379. Model Offline Evaluation

▮ Evaluating your model

How do you know whether your ML model is any good?

Lacking a clear understanding of how to evaluate your model may not immediately mean that your ml project is going to fail, but it makes it almost impossible to find the best solution for your need, even more, convince your client.

Ideally, evaluation methods for both the development and production phases should be the same. However, that is quite unlikely to happen because you have annotation data during the development phase but you don’t during the production phase. So for this post, I’d like to share several methods to evaluate your model before production.

Reference: Designing Machine Learning Systems

▮ Creating baselines

First, we would need to create a baseline to evaluate against.

Evaluation metrics by themselves are not that informative because you can’t tell how good it is. If someone said they got 95 points in an exam, you can’t tell if that is good or not because you don’t know whether the test is out of 100 points. Maybe it’s out of 1000 points. It is essential to keep in mind that you should always have a baseline to evaluate against when assessing your model.

Which baselines you should use depends on your specific case, so here are several examples to set your baselines.

Random Baseline

How well would it perform if you just randomly chose the output?

Simple Heuristic

If you just make predictions based on simple heuristics how well would it perform?

For example, if you want to build a ranking system to rank items on a user’s newsfeed to have them spend more time, what would happen if you just rank all items in reverse chronological order?

Human Baseline

In most ML cases, the objective is to automate tasks otherwise people would do. You can compare your model performance with human experts.

Existing Solutions

If your ML system is designed to replace existing solutions, it’s crucial to compare your new model to those solutions. It would be off-point if your ML system works great considering other baselines but not great compared to the current solution.

▮ Evaluation Methods

Unlike in academic settings where in most cases the performance metrics are fixed, in production, we want our model to be robust and have fairness to a certain extent.

Once you have decided your baseline, here are a couple of methods to evaluate your model.

Perturbation Test

Being able to perform well on training datasets is one thing, and performing well in production with noisy data is another.

Fig.1 – Perturbation

ML models being too sensitive to noises can make it hard for future maintenance because data will always slightly start to change after the model is deployed.

To evaluate how well your model performs even in those situations, you can slightly change the test splits to help you understand how much the performance changes.

Invariance Test

In most cases, when the input changes the output changes as well.

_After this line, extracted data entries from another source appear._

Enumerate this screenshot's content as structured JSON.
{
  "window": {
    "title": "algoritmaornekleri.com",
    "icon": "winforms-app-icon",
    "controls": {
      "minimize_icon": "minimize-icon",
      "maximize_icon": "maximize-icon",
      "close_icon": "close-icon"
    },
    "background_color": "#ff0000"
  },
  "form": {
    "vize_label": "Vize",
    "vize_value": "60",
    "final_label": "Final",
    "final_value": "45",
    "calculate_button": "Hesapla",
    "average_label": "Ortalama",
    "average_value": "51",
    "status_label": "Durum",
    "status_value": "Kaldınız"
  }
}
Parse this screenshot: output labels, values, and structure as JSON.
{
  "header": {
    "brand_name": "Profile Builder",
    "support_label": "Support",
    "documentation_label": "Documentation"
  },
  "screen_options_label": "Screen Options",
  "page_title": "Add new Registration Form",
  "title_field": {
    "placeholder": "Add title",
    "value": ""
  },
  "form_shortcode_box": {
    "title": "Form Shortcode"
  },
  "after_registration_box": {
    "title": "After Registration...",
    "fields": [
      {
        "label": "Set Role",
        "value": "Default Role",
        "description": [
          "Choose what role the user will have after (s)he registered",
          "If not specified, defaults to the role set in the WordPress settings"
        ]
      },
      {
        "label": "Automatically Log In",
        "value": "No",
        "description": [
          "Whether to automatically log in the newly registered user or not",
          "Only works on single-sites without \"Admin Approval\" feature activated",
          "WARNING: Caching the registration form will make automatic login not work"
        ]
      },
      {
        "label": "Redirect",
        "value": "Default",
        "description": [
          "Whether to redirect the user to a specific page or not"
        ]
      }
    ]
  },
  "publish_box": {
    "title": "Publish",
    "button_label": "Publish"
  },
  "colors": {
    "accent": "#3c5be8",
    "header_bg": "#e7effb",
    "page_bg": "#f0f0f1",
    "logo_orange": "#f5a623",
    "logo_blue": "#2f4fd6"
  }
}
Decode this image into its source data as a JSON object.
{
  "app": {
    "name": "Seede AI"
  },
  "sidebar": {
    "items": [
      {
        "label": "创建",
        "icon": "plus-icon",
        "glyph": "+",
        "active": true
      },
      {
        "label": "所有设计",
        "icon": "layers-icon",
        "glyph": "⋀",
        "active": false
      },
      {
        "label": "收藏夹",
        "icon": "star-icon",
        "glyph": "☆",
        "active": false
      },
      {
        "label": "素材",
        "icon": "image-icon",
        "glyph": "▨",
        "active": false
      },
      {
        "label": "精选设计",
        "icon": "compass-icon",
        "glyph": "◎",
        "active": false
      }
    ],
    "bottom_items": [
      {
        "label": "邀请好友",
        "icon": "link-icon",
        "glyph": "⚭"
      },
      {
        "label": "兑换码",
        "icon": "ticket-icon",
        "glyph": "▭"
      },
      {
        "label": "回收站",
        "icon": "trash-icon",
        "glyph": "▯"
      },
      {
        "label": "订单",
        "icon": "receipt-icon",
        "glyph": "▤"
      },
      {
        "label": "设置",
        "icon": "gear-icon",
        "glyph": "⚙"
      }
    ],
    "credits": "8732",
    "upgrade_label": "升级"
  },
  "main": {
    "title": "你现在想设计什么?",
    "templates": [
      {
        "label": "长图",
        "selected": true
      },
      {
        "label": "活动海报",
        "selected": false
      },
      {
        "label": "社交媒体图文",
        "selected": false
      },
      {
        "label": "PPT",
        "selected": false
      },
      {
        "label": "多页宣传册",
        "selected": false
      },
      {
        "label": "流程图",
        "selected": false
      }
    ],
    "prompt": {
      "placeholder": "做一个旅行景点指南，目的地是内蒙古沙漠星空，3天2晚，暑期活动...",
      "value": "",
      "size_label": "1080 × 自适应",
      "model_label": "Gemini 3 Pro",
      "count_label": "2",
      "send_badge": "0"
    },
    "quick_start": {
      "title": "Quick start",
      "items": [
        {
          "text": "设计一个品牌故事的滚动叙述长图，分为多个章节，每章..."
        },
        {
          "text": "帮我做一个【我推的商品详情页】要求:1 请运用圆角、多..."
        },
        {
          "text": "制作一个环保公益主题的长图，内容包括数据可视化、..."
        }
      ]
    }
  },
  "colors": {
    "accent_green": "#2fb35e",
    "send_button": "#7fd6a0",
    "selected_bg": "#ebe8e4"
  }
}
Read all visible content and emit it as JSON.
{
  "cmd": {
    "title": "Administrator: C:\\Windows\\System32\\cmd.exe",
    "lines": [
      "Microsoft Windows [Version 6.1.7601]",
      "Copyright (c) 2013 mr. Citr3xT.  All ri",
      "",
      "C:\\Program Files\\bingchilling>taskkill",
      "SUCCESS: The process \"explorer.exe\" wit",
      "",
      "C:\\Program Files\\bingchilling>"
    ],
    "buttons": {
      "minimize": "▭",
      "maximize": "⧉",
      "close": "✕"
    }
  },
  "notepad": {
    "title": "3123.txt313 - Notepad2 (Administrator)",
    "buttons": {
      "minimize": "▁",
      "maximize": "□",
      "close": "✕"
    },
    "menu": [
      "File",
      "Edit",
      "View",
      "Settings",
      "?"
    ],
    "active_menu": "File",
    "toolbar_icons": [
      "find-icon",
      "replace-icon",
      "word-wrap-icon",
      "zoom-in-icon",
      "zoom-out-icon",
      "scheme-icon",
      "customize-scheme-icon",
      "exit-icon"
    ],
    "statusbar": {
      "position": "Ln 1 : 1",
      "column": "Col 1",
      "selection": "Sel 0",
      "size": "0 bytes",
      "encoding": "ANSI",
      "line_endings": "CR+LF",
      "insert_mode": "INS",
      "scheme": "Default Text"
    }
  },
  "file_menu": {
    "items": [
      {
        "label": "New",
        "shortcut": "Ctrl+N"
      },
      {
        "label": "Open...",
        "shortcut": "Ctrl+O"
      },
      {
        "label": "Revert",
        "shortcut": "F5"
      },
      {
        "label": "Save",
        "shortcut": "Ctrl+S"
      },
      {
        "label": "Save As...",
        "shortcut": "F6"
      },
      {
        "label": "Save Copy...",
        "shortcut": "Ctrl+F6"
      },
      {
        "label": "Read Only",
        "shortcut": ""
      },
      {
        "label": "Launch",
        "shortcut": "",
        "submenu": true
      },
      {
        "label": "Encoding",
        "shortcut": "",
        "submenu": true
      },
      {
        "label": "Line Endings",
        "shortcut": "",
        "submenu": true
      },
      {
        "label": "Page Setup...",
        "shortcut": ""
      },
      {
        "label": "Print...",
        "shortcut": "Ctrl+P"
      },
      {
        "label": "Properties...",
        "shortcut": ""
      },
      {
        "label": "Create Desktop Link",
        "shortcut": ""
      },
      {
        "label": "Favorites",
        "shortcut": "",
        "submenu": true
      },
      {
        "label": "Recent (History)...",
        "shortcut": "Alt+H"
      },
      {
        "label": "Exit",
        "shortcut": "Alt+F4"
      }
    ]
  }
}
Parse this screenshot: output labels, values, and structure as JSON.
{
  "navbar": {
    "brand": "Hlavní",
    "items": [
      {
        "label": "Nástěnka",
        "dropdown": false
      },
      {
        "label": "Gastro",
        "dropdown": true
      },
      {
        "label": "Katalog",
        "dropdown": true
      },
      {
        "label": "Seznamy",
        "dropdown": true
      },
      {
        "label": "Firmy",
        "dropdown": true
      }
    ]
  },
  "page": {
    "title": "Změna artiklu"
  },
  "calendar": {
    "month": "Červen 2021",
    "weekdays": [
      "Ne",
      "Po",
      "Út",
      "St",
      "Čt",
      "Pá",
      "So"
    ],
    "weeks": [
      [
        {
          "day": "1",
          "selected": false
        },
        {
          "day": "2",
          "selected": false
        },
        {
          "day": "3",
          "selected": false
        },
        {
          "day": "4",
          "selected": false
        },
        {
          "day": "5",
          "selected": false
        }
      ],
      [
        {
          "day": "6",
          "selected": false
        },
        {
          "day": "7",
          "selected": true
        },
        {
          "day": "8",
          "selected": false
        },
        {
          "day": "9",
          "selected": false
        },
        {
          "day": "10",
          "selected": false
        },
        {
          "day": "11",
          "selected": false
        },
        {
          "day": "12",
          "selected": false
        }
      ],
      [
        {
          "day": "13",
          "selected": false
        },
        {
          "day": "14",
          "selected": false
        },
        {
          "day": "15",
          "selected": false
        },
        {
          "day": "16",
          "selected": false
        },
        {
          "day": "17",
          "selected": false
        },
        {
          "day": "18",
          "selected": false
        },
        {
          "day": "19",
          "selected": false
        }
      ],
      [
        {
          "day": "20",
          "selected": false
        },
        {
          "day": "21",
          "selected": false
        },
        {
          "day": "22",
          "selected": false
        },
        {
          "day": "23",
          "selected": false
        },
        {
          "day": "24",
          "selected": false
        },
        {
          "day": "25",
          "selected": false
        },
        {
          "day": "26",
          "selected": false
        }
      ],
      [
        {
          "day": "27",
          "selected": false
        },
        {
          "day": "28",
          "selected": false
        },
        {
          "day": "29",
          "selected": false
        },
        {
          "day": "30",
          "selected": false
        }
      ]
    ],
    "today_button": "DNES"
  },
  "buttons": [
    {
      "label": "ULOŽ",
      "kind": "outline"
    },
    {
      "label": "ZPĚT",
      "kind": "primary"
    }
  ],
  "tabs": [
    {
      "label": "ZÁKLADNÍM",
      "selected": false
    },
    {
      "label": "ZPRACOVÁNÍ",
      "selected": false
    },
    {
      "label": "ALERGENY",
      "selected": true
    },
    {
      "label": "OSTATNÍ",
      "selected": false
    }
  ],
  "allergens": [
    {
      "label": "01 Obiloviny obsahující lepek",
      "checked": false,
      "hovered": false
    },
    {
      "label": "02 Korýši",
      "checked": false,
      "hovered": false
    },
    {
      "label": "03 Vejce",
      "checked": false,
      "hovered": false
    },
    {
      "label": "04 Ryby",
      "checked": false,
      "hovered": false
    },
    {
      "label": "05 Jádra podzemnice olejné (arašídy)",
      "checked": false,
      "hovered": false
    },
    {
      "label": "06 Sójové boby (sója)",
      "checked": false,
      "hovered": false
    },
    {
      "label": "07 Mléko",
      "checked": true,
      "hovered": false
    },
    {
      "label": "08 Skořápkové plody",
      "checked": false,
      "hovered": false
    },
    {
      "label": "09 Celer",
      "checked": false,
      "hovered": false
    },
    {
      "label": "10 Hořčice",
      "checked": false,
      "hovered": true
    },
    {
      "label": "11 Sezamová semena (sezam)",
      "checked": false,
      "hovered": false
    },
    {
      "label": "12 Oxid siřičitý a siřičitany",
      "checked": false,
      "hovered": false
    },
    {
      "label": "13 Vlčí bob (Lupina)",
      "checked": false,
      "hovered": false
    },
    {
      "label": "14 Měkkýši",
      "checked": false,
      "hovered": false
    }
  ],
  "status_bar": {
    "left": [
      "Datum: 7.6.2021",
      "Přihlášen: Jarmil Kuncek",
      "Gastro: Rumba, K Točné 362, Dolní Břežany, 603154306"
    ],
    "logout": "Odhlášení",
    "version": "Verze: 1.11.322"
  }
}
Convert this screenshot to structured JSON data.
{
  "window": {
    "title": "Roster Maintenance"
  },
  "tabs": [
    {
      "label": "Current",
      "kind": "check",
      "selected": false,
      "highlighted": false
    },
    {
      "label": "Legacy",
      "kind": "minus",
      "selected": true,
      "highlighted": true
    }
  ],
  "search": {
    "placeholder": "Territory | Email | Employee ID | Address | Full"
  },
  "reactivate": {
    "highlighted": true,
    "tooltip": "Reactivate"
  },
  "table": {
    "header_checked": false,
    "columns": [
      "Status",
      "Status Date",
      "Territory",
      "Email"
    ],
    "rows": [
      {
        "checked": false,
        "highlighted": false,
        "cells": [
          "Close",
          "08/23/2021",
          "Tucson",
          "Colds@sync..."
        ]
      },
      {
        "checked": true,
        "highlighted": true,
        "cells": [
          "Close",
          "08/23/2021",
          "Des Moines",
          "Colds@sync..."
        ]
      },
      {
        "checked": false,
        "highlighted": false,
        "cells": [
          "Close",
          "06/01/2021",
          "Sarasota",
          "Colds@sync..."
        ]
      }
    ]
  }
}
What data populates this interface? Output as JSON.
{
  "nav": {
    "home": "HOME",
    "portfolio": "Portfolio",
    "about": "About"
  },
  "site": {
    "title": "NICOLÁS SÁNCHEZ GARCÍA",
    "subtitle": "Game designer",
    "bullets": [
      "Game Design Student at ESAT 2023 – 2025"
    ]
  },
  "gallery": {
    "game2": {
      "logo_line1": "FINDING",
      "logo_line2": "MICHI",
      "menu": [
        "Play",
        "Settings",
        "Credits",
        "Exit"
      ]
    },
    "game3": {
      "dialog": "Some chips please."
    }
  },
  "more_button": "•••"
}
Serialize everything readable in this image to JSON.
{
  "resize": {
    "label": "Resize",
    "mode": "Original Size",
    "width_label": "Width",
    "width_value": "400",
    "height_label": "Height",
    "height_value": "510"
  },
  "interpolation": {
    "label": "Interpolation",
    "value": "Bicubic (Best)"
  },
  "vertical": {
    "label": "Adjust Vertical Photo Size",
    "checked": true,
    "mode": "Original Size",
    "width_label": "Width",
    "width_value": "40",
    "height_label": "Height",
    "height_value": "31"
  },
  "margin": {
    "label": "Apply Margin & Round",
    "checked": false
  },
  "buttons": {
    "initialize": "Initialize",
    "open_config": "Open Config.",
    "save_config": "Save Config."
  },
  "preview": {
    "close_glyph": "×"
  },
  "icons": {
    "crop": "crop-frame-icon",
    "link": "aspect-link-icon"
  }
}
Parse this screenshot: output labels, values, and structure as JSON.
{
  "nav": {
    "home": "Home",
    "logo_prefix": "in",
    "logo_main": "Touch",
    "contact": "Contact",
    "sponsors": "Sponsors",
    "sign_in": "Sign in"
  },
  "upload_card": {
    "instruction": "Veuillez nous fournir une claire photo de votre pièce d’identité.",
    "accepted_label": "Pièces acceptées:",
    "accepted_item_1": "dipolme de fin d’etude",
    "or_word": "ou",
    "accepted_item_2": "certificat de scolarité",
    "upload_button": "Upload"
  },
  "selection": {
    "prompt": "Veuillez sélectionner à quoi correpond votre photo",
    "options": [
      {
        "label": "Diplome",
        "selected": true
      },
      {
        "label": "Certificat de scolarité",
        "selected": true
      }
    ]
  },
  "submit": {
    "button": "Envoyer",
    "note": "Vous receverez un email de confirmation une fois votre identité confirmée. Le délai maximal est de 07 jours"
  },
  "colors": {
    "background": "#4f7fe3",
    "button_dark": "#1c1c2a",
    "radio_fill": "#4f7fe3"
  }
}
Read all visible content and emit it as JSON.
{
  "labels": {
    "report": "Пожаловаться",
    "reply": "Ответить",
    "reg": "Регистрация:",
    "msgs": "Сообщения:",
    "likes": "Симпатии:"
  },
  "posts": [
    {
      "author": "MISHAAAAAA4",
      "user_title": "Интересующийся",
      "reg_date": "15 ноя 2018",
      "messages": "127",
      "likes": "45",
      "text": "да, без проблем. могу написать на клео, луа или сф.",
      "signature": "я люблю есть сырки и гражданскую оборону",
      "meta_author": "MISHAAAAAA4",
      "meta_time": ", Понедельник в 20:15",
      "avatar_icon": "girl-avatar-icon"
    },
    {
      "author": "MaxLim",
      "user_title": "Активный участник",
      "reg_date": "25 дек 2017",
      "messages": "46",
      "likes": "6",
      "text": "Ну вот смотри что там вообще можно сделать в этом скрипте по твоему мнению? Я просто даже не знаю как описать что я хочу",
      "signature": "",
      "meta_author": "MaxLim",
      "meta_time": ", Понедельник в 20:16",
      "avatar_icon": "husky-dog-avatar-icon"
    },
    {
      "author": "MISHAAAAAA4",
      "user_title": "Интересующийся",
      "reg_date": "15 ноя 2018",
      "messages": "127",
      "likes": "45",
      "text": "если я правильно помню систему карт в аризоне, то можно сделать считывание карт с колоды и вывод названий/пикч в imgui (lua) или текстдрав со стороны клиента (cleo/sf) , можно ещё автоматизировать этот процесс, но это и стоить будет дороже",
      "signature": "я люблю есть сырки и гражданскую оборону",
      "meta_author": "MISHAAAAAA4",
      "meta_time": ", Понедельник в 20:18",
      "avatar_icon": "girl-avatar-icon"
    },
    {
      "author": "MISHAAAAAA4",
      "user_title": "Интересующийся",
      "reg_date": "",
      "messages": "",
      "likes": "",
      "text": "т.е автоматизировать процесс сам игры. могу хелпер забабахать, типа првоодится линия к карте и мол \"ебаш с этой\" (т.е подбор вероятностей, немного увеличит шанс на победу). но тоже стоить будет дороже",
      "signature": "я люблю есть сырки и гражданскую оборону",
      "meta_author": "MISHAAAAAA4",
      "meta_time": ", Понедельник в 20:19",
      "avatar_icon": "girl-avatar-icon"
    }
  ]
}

However, there are some inputs, even if it changes, that should not change the output.

For example, race information shouldn’t change the outcome of average annual income.

To avoid these biases, one thing you can do is change only the inputs with sensitive information and see how the output change. Adding to that, removing sensitive information from the training datasets in the first place may be an even better approach.

Directional Expectation Test

There are some outputs that are expected to increase or decrease depending on the input.

Fig.2 – Directional expectation

For example, when predicting housing prices, if the AREA of a house increases the price would probably increase as well.
If the model is outputting something different, there might be a problem with the data or the training procedures.

Slice-Based Evaluation

When evaluating a model, focusing too much on overall metrics performance can lead to misinterpretation of model performance.

For example, let’s say a company wants to evaluate its model performance and the currently available data has 2 subgroups. The majority occupies 90% of the data and the minority occupies 10%.

Fig.3 – Slice-Based

Like in the table, if you ONLY consider overall metrics, model A seems better, but if you look at metrics for each subgroup that may not be the case.

By considering each subgroup(Slice-based evaluation), not only can you evaluate overall performance, but you can also find potential bias depending on critical data.

Model Calibration

This evaluation method may be the most important one when it comes to forecasting.

Checking whether a model is well-calibrated means that if a model predicts there is a 40% chance that A would happen, the actual frequency of occurrence of A should also be close to 40%.

Here is a plot from Scikit-Learn.

Fig.4 – Calibration Curve

To measure a model’s calibration, count the number of times your model outputs the probability X as your X axis and the frequency Y of that prediction as your Y axis. You can easily plot this using tools such as sklearn.calibration.calibration_curve.